The Situation: BlackRock, the world's largest money management firm, has issued a new call to corporate America: Take a leadership role in responding to broader social issues, including sustainability, diversity and economic growth.
The Plan: BlackRock's letter to CEOs this year, titled "A Sense of Purpose," asks corporate leaders to focus not only on shareholder returns and financial performance, but also on making positive contributions to society as a whole.
Looking Ahead: We urge companies to view the BlackRock letter as an opportunity, not a threat. In a country made exceptional, at least in substantial part, by leadership and innovation driven by capitalism, U.S. companies are uniquely positioned to pursue societal aspirations that make sense for their businesses, stakeholders and communities. With the support of investors like BlackRock, these goals should be viewed as supporting long-term shareholder value, not sacrificing it.
In his annual letter, Larry Fink often asks the CEOs of U.S. public companies to accept new responsibilities or rise to new challenges. In recent years, Mr. Fink has urged CEOs to increase the board's role in strategic planning, to articulate long-term strategic goals more clearly, to engage more effectively with shareholders, and to help develop a more secure retirement system for all workers. This year, BlackRock's letter takes a bolder turn—it observes that many governments are failing to prepare for the future on key issues like infrastructure development, automation, and worker retraining, and then asks CEOs to lead the private sector in addressing and responding to broader societal challenges.

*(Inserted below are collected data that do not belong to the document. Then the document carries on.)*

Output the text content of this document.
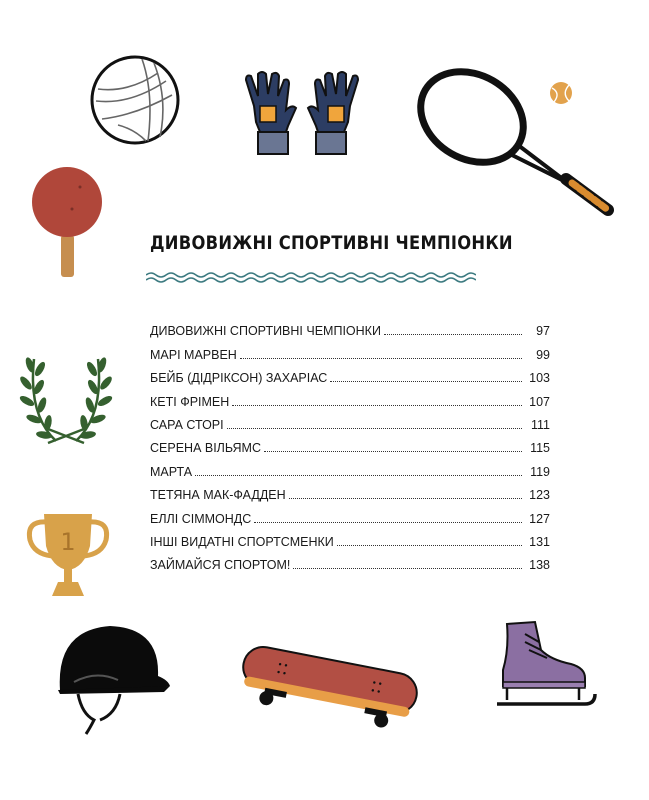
ДИВОВИЖНІ СПОРТИВНІ ЧЕМПІОНКИ
1
ДИВОВИЖНІ СПОРТИВНІ ЧЕМПІОНКИ	97
МАРІ МАРВЕН	99
БЕЙБ (ДІДРІКСОН) ЗАХАРІАС	103
КЕТІ ФРІМЕН	107
САРА СТОРІ	111
СЕРЕНА ВІЛЬЯМС	115
МАРТА	119
ТЕТЯНА МАК-ФАДДЕН	123
ЕЛЛІ СІММОНДС	127
ІНШІ ВИДАТНІ СПОРТСМЕНКИ	131
ЗАЙМАЙСЯ СПОРТОМ!	138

Some may view BlackRock's request with caution—on its face, the request not only blurs the line between the public and private sectors, but seems to be at odds with the basic tenet that corporations should be managed to maximize long-term value for shareholders. When viewed in light of recent seismic changes in corporate governance, however, the BlackRock missive can be seen as a natural—albeit forward-leaning—progression in the evolution of shareholder engagement. The modern era of governance has been shaped by many trends—including proxy advisor "withhold vote" policies, the "in-housing" of governance functions at key private funds, "say-on-pay" votes, the rise of shareholder activism, and the realization of year-round, real-time, proactive shareholder engagement. If past is prologue, the last decade certainly laid a solid foundation—or at least plenty of foreshadowing—for a call for the private sector to address key social issues.

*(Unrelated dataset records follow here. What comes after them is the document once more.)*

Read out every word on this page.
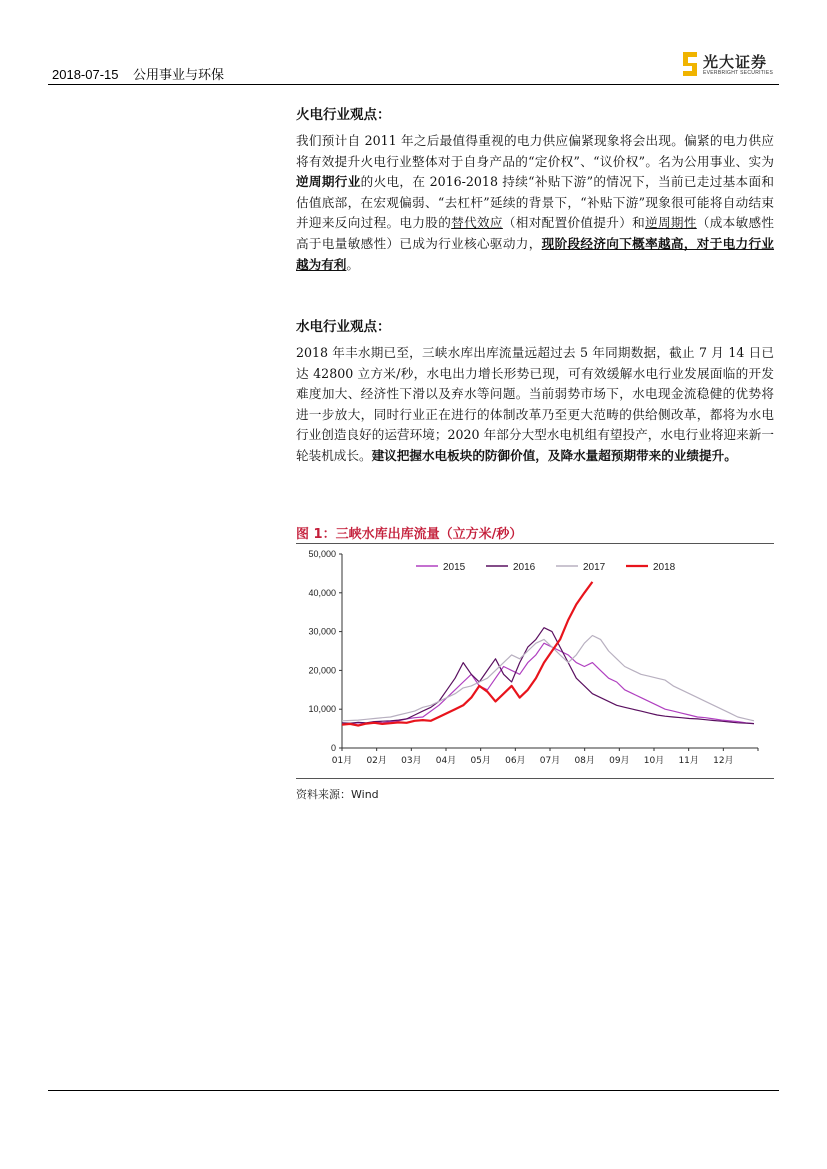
2018-07-15    公用事业与环保
光大证券
EVERBRIGHT SECURITIES
火电行业观点：

我们预计自 2011 年之后最值得重视的电力供应偏紧现象将会出现。偏紧的电力供应将有效提升火电行业整体对于自身产品的“定价权”、“议价权”。名为公用事业、实为逆周期行业的火电，在 2016-2018 持续“补贴下游”的情况下，当前已走过基本面和估值底部，在宏观偏弱、“去杠杆”延续的背景下，“补贴下游”现象很可能将自动结束并迎来反向过程。电力股的替代效应（相对配置价值提升）和逆周期性（成本敏感性高于电量敏感性）已成为行业核心驱动力，现阶段经济向下概率越高，对于电力行业越为有利。

水电行业观点：

2018 年丰水期已至，三峡水库出库流量远超过去 5 年同期数据，截止 7 月 14 日已达 42800 立方米/秒，水电出力增长形势已现，可有效缓解水电行业发展面临的开发难度加大、经济性下滑以及弃水等问题。当前弱势市场下，水电现金流稳健的优势将进一步放大，同时行业正在进行的体制改革乃至更大范畴的供给侧改革，都将为水电行业创造良好的运营环境；2020 年部分大型水电机组有望投产，水电行业将迎来新一轮装机成长。建议把握水电板块的防御价值，及降水量超预期带来的业绩提升。

图 1：三峡水库出库流量（立方米/秒）
50,000
40,000
30,000
20,000
10,000
0
01月 02月 03月 04月 05月 06月 07月 08月 09月 10月 11月 12月
2015	2016	2017	2018
资料来源：Wind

Of course, the issue of whether—and how—companies should address broad social issues can be as hotly debated as the issues themselves. Time will tell whether the BlackRock letter will spur meaningful discussion on those topics, despite the current polarized political climate. But for directors and management, now is the time to consider action. Your companies have the power to effect change. How would you change the world, if you could?

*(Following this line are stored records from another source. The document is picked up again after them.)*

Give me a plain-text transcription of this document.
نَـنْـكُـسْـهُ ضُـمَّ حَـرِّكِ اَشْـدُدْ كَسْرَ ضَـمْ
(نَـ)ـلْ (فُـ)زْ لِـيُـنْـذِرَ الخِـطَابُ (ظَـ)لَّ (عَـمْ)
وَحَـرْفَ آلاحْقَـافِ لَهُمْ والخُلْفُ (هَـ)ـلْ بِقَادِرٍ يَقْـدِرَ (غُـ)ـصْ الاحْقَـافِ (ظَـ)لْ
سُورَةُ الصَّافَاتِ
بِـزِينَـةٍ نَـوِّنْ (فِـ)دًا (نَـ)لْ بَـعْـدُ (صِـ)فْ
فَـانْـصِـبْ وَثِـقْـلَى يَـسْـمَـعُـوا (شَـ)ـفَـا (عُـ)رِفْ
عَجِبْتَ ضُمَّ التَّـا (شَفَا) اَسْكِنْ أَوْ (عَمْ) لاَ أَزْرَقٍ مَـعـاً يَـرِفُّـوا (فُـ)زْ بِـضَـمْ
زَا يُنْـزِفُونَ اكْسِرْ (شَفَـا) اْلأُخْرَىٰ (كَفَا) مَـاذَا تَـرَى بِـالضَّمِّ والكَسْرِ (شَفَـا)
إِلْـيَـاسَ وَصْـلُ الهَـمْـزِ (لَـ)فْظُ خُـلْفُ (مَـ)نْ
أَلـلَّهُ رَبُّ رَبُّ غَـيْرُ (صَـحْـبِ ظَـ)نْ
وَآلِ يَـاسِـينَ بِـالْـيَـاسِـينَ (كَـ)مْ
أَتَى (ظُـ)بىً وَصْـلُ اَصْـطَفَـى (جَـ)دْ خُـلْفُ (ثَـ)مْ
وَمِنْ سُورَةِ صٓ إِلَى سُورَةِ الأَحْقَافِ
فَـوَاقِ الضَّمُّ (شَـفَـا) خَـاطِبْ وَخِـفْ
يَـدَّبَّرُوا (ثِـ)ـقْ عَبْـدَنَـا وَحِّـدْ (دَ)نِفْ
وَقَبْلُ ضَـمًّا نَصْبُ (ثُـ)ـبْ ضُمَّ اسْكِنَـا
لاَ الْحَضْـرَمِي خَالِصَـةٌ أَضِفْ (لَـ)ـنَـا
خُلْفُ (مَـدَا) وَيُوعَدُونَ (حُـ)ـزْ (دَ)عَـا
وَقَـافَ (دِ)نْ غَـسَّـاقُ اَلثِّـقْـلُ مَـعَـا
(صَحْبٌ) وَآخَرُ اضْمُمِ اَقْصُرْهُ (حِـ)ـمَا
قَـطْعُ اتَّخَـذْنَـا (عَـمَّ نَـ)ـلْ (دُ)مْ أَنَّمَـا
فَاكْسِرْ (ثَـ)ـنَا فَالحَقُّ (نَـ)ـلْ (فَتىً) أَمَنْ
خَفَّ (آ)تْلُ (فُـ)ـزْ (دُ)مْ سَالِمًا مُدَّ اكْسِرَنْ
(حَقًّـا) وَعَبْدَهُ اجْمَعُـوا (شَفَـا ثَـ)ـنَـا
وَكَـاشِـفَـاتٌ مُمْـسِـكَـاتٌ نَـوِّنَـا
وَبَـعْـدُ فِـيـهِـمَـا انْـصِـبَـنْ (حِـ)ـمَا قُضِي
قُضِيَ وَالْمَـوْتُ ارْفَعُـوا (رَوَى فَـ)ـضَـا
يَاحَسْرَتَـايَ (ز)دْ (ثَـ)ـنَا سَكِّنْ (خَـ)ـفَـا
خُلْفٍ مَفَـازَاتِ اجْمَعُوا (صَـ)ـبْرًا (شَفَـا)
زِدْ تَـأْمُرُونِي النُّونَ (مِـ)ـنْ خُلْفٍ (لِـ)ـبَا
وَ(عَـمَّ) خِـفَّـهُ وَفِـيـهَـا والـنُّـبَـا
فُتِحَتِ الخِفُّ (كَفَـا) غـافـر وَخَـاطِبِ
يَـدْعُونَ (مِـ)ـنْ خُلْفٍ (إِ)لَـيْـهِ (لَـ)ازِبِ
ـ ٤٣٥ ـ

The reality is that corporate America is well-positioned to embrace this opportunity; the U.S. regulatory framework and securities markets give public companies not only the freedom to pursue profits but also the flexibility to pursue social aims—and to select those that align with the interests of their shareholders, employees, and communities. Just as "corporation" is not a four-letter word, the term "good corporate citizen" is not an oxymoron.
Moreover, the goal of maximizing shareholder value is not opposed to the public good—shareholder wealth fuels economic growth, and broad social goals are more easily met in times of sustained, long-term macroeconomic growth. Mr. Fink's suggestion is, at bottom, predicated on a perspective that is long-term and not zero-sum as between shareholder and other interests.
Of course, as our clients know, we cannot let an opportunity to voice our views on the importance of a long-term outlook in matters of corporate strategy and governance slip. We anticipate that as asset managers and other investors focus on social objectives and long-term corporate responsibility, short-termism and its misplaced focus on quarterly results and earnings forecasts may continue to erode.
In closing, the BlackRock letter also raises an important point about the critical role of index funds in today's markets, as well as an important paradox posed by those funds. Individual and institutional investors have in recent years poured massive amounts of assets into indexed funds, which are generally not actively managed, and accordingly have low costs and appeal to a wide range of investors. As Mr. Fink points out, however, investments in these funds are not only long-term, but largely permanent—generally, a fund manager cannot sell its holdings in a particular company as long as the company remains in the relevant index, which aligns with the long-term orientation of individual inventors, who invest (directly or through plans) primarily to fund their retirement or children's educations.
Most companies have environmental, social, and governance ("ESG") policies and practices—they do many things to support their employees and communities, think strategically about the future of their business (sustainability), and have extensive policies, practices, and guidelines to ensure compliance with environmental, safety, and other requirements. But not many companies think about or disclose ESG policies holistically. We strongly encourage companies to inventory their policies and practices in this area and begin to disclose them on an organized basis.
Three Key Takeaways
- BlackRock has urged corporate America to take a leadership role in responding to broader social issues, including sustainability, diversity, and economic growth.
- The BlackRock letter presents an opportunity that corporate America is well-positioned to embrace.
- We urge companies to take a holistic approach when considering and disclosing their environmental, social, and governance policies and practices.